2 – You Can’t Copy What You Don’t Have – Your documentation isn’t as good as you think it is. Yes, you have all the original files and specifications for each piece of equipment you bought when you built the first plant decades ago. But you didn’t update the files as frequently as you updated the equipment. As you expanded the business, you had to work around the pinch points in the design, and slowly rebuilt the plant. Off-shift maintenance got sick of always repairing the drive that constantly failed, so they upgraded it on their own. Your operating procedures soon developed shadows that resided only in the heads of those who used them.
3 – I Used The One Labeled “Abby Normal” – Since brain transplants have been perfected yet, you have to rely on Knowledge Management to get the years of experience built up in the heads of all the employees at the original plant into the heads of the new plant. Take the frustration of training one new employee in a plant of veterans, multiply it by the number of employees, then multiply it by, I don’t know, say 1 million, to see how hard it will be to get an entire new crew up to speed. If it’s an expansion, you might get a few people at the old site transfer over and act like a starter dough does when making sourdough bread. If your shutting the old plant down – be ready to have some bad information passed along by your employees on their way out the door to the unemployment line.
4 – We can build it faster, stronger. We have the technology – Why copy something when you can improve it? Because nobody ever thinks that their “improvement” has a cost or trade off. Soon, you can find yourself in a shootout between the “experts” who are tied to the methods of the old plant and take offense to the thought that the new guys just waltz in and tell them they’ve been doing things wrong all their lives, and the new guys who can’t credit the team that is being replaced with having any common sense – after all, if they knew what they were doing, why is this project going on at all?

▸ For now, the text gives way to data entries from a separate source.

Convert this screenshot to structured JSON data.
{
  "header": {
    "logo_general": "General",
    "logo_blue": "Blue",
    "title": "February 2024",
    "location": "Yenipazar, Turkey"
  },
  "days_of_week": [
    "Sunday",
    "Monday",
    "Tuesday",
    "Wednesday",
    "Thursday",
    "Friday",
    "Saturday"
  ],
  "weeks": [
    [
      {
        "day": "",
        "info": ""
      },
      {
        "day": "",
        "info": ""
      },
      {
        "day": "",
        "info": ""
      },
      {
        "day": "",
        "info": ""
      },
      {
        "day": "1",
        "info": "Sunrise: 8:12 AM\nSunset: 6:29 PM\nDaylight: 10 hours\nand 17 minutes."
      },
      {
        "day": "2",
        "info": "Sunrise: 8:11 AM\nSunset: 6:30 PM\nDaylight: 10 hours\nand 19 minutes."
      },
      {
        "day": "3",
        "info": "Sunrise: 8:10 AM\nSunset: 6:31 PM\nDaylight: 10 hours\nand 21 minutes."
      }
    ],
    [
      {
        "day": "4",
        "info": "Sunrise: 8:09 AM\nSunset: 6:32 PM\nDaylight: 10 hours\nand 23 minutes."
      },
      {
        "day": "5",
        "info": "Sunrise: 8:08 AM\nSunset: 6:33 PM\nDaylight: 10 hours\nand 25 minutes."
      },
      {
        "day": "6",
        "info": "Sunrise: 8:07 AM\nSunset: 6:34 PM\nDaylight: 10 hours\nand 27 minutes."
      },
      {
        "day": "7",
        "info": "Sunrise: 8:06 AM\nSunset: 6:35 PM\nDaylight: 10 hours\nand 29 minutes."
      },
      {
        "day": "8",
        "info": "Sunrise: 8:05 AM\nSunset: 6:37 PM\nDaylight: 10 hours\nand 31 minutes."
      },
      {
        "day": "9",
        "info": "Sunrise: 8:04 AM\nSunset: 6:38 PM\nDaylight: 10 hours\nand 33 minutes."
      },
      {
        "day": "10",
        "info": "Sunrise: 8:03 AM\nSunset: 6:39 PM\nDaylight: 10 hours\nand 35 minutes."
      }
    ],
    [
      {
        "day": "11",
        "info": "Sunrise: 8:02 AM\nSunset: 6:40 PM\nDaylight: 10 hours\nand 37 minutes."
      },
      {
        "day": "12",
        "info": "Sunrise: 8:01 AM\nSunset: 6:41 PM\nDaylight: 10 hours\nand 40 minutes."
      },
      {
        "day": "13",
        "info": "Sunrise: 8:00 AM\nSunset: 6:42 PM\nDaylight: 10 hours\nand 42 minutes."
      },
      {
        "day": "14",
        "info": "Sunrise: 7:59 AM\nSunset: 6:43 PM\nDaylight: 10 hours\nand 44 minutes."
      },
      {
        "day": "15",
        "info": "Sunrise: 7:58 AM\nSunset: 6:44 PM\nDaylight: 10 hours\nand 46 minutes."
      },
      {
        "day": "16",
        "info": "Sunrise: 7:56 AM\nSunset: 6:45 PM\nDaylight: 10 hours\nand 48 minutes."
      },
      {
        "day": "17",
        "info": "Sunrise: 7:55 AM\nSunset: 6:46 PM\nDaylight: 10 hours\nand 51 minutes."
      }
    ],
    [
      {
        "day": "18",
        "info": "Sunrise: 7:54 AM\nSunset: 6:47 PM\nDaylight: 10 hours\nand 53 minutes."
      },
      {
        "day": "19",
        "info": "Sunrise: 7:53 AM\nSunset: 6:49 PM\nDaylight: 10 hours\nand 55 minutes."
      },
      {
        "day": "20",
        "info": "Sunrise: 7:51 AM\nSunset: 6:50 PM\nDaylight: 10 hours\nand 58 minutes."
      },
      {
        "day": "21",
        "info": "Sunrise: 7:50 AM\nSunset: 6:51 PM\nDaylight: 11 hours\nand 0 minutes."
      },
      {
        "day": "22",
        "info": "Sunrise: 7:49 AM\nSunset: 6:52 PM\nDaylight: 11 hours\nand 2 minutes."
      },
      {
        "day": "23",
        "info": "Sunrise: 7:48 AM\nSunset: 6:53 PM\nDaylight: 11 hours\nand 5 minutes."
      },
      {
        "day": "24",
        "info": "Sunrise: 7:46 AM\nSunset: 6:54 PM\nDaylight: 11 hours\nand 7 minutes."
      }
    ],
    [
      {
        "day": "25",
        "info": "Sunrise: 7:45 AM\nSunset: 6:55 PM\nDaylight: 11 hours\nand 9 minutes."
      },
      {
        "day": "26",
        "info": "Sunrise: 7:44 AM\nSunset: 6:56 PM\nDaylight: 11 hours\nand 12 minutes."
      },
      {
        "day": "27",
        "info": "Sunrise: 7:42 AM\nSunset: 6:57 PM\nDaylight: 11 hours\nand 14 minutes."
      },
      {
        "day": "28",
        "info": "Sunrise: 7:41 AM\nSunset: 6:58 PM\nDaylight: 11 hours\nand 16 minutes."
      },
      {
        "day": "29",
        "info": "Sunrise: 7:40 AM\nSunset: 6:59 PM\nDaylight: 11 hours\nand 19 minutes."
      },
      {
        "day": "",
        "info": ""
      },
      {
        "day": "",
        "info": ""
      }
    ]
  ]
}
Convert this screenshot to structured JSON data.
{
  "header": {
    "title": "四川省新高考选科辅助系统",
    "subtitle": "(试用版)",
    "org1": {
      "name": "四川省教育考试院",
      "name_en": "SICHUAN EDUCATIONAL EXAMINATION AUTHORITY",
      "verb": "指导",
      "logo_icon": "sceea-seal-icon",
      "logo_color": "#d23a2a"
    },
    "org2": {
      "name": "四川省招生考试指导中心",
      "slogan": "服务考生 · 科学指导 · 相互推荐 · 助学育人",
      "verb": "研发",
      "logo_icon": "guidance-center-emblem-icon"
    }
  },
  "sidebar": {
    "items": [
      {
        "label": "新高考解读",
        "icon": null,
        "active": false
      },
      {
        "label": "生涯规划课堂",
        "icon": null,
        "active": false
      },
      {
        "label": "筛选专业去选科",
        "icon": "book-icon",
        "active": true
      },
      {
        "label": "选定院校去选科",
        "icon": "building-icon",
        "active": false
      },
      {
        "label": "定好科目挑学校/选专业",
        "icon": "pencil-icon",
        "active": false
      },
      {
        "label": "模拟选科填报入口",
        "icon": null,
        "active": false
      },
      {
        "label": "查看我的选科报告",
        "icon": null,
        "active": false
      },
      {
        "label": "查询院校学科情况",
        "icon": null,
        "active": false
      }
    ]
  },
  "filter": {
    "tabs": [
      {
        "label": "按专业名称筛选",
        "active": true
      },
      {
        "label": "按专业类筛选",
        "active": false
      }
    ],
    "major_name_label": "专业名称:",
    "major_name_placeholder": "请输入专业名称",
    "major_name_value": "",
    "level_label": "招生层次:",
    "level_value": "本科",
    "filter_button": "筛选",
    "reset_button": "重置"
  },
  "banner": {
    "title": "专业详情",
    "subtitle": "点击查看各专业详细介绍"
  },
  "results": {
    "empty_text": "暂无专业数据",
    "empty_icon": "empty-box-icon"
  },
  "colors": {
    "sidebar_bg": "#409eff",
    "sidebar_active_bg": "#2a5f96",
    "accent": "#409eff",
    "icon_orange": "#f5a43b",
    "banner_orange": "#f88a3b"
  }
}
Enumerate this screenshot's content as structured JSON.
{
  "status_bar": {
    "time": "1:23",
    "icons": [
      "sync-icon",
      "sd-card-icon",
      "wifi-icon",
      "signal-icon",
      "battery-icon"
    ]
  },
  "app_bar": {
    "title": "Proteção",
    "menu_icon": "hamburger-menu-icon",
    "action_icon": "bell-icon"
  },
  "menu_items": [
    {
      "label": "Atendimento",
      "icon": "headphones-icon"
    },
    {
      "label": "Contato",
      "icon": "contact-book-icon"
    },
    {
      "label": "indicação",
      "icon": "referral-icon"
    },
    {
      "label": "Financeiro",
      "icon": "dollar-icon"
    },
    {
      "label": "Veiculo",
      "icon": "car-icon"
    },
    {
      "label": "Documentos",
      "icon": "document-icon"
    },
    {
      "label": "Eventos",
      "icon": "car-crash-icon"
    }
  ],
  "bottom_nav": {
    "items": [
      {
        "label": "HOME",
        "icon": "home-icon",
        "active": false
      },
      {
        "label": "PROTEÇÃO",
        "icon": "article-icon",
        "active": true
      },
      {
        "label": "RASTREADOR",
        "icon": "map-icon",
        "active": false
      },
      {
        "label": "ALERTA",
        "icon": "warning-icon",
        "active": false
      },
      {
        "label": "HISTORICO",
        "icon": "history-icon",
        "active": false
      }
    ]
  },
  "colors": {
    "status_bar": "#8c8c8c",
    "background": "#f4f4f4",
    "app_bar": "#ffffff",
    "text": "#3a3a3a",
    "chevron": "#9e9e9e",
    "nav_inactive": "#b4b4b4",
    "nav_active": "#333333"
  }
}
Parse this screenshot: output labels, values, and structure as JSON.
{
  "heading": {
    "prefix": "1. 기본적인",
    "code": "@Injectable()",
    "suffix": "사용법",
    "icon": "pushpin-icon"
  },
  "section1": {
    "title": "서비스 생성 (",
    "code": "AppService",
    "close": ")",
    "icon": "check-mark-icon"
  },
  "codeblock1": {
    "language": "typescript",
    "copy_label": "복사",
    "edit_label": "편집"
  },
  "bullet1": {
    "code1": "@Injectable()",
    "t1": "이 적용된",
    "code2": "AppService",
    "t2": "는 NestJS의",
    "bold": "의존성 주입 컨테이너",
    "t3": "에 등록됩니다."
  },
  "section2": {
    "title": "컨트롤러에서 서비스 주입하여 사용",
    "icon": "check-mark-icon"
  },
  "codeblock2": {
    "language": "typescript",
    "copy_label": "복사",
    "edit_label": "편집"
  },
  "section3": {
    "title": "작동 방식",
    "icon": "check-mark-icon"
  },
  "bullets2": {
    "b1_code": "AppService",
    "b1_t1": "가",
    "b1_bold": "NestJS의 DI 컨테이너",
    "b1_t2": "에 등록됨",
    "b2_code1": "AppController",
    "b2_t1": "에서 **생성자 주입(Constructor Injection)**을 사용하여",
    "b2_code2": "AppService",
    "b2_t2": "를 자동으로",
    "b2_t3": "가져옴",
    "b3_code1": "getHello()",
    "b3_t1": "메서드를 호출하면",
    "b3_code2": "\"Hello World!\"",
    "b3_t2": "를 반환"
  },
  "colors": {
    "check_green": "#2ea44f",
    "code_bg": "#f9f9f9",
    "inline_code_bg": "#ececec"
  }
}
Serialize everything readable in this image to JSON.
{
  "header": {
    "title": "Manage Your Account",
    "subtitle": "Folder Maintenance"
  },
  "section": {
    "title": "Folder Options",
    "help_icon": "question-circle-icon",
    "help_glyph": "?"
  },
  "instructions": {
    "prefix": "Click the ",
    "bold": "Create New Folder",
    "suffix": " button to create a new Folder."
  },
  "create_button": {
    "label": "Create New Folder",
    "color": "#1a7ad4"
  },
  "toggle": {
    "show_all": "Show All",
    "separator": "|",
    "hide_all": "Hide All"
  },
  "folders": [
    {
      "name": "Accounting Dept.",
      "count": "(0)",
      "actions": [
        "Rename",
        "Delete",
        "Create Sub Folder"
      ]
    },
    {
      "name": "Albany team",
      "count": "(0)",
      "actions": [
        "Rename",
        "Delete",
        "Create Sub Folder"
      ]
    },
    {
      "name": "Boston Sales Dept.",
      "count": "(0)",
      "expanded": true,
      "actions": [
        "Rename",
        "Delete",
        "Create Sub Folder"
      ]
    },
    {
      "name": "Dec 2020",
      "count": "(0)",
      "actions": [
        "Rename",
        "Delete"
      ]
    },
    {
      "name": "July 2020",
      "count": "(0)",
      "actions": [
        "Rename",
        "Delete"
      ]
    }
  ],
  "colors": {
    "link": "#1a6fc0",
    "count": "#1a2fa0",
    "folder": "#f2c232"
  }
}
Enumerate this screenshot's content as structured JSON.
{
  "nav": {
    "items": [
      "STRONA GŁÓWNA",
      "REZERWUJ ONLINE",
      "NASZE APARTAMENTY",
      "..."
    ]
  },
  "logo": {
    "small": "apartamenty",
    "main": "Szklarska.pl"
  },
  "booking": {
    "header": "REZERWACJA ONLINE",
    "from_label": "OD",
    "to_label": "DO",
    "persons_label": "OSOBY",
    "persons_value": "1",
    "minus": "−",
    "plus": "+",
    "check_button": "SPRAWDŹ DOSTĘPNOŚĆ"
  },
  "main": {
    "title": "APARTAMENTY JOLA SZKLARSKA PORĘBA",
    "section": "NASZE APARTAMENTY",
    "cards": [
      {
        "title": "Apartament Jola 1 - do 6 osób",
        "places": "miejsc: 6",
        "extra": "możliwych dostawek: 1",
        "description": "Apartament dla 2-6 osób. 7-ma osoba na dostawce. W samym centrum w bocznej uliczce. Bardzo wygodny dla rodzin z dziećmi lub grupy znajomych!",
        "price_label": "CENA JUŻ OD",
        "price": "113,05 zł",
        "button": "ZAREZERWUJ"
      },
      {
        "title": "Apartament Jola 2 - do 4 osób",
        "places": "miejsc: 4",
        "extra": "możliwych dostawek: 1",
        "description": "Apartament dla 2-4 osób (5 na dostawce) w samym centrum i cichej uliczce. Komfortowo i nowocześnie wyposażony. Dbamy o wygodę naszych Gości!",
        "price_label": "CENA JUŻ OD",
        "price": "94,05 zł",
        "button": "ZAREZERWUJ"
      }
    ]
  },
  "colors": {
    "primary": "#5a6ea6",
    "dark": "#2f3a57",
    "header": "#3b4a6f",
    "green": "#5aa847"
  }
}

5 – You Can Lead A Horse To Water… – Lastly, and it always is considered last in these projects, is getting your customers to accept the new facility. Nobody wants to deal with change, especially if there is no real upside to them. You’ve moved production to save costs, but your customers won’t see that money, they’ll just see the hassle of having to audit and approve the new site. And deal with the supply headaches your startup hiccups give them. And if you don’t think your announcement through completely, you’ll find out too late that you sold your old facility down the river in an effort to generate customer buy-in (“We are building a new state-of-the-art facility to ensure quality production that we haven’t been able to in the past”) and burnt any bridge back to return production to the way it was when the startup goes even worse than I’m expecting.
I’m not saying you have to stay where you are today – you probably can’t. But you have to treat a copy-cat project as seriously as a new design development.